Journalism is the first rough draft of history, Alan Barth declared. Or is it the reverse, that history is just journalism, as Joseph Campbell mischievously asserted? Either way, there’s much in common between writing journalism and chronicling history, and I’ve spent my career exploring the overlap of those two great disciplines.
I’m always surprised to see that few of my fellow journalists try writing about history. It could be that some writers find history intimidating, they’re afraid of making factual errors, or they mistakenly believe there's no market for historical writing. But many journalists who overcome these fears and reservations — including such people as David McCullough, Rebecca Skloot, Erik Larson, Candice Millard, Deborah Blum, and Sarah Vowell — have been well rewarded for focusing on the past. Their books have become best sellers and they have discovered the excitement of digging up the secrets of the dead by researching in archives, diving deeply into primary sources, and prying memories from living people.
I haven’t become a best-selling author of the stature of Skloot and Larson, but I have seen my history-driven books, articles, and presentations move, transport, and intrigue audiences. I’ve discovered astonishing collections of historical materials, written histories of multi-billion-dollar companies, and had my work published in eleven languages and optioned for film and TV. Many of my history-writer colleagues have become valued friends. What could be better?
If you are considering writing journalistic treatments of historical events, here are some tips:
- Start local, with what’s around you. I sold my first history article after hearing that the sale of tobacco cigarettes had been illegal in my state for several years at the start of the twentieth century.
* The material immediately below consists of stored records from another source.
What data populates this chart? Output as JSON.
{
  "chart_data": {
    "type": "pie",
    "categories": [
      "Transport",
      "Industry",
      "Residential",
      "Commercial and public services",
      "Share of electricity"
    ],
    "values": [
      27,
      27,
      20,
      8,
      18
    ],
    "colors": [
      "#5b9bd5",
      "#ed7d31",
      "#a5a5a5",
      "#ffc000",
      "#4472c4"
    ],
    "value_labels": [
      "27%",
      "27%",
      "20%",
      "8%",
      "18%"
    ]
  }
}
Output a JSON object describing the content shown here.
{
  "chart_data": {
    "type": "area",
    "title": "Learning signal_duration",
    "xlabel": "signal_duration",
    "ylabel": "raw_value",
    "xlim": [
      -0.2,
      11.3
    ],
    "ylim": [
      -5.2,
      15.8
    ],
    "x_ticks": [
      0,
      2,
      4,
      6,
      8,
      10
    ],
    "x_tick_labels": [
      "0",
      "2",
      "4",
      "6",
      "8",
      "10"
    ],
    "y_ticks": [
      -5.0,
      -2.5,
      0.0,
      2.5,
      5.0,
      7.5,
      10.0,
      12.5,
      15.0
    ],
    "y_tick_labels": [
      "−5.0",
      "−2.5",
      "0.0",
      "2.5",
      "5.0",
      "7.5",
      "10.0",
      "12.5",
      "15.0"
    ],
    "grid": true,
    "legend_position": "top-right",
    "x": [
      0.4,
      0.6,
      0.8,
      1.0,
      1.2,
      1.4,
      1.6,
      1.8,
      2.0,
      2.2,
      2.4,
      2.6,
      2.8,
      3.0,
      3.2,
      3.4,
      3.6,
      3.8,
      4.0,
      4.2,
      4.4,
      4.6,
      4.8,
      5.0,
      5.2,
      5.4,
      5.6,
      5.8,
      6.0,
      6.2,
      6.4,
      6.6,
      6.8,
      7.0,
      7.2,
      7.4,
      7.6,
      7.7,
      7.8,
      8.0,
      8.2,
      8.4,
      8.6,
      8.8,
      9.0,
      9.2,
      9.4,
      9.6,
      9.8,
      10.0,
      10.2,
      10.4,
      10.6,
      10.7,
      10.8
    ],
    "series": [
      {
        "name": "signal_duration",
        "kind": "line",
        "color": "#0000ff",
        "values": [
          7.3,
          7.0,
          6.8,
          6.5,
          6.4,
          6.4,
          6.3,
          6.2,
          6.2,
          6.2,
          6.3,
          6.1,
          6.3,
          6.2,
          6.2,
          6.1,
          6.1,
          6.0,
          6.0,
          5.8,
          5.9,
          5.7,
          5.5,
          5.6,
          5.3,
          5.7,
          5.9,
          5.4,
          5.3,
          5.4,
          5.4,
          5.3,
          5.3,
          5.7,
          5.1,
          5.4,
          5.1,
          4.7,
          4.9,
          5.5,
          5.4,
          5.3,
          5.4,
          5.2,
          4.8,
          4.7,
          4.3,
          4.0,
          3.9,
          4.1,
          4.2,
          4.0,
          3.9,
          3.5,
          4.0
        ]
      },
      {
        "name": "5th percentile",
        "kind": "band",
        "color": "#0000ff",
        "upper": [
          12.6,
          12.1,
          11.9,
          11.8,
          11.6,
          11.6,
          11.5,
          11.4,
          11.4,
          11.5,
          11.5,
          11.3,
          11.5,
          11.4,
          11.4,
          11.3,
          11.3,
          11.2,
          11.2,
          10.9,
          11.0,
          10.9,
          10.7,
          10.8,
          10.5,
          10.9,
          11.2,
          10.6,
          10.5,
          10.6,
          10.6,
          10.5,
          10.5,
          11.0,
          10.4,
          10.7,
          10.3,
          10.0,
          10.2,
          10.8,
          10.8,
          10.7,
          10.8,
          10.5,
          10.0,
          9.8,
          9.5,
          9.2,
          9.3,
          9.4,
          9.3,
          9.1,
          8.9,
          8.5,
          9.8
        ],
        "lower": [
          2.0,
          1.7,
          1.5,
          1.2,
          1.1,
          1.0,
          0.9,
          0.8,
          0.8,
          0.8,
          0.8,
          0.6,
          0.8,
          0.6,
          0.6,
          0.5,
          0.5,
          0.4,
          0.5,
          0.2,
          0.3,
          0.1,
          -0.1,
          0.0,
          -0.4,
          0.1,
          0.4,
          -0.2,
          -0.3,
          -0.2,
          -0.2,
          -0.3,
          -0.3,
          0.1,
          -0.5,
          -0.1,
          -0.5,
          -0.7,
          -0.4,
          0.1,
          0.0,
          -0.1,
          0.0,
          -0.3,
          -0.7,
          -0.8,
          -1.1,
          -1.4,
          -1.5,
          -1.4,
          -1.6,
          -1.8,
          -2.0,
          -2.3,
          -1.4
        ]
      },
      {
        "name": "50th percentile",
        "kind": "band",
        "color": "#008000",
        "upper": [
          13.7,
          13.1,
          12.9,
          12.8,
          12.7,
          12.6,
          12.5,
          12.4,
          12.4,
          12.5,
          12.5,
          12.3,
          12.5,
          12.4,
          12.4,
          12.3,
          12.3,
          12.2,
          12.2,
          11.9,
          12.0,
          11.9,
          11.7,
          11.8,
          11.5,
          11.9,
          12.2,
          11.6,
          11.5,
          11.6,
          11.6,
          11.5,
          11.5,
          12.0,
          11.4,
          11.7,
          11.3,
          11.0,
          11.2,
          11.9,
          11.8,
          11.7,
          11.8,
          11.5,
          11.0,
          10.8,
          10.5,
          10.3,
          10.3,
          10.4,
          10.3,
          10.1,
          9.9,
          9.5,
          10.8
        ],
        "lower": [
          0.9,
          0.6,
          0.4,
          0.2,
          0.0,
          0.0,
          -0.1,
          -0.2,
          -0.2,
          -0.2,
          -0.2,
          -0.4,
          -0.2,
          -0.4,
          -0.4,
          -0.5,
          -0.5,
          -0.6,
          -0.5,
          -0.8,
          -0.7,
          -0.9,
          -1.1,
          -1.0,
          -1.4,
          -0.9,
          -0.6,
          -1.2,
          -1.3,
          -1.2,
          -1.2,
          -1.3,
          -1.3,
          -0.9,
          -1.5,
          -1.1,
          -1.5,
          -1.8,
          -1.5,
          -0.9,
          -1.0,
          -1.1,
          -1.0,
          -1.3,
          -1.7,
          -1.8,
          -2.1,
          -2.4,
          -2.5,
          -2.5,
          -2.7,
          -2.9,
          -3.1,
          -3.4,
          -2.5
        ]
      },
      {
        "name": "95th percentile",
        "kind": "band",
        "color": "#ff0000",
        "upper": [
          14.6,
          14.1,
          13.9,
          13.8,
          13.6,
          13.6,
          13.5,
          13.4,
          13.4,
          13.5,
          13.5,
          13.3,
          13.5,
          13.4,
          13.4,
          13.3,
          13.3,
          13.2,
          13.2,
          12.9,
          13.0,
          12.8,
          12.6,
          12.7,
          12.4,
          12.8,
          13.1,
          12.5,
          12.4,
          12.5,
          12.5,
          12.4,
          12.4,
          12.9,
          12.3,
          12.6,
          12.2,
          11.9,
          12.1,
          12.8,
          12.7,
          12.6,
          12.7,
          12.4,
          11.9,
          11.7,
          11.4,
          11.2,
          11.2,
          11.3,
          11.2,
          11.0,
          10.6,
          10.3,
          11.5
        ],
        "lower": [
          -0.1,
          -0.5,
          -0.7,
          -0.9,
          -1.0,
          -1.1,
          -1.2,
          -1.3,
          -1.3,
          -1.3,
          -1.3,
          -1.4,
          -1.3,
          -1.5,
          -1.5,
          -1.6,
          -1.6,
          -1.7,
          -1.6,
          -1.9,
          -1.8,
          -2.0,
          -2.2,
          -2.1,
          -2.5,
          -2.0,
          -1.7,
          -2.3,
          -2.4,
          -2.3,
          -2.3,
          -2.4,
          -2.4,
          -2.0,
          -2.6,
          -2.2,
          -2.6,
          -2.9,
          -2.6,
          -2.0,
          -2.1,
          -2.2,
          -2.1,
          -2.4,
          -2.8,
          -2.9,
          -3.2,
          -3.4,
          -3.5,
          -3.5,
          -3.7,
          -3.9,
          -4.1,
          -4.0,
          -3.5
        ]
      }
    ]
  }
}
My investigations proved it true. I did not have to travel to research the piece or search hard to find a publisher in my local city magazine. Is there some historical figure, story, statue, building, crime, or disaster from your region that intrigues you? Begin there.
- Make connections across time. Trace a contemporary event or person’s experience to its historical source. When I found out that an elderly couple in my area was still searching for their three boys who had mysteriously disappeared decades earlier, I learned that their sons represented the oldest active case of missing children in the U.S. and that the parents’ search had fascinating historical roots. Alternatively, identify a historical event and follow its ripples to the present.
- Give talks and presentations on your historical interests. You can speak at libraries, before community groups, and in academic and institutional settings. It will help you build a history-writing specialty, and attendees will bring more history stories your way. I love speaking to audiences, and I offer tips specifically for history speakers here.
- Read inspiring history-focused nonfiction work. In addition to the authors mentioned above, seek out the work of such writers as Tim Brady, Marian Calabro, Beverly Gray, Bruce Henderson, Robin Marantz Henig, Ben Kamin, Steve Kemper, Nancy Kriplen, Pat McNees, John Rosengren, and Pamela Toler.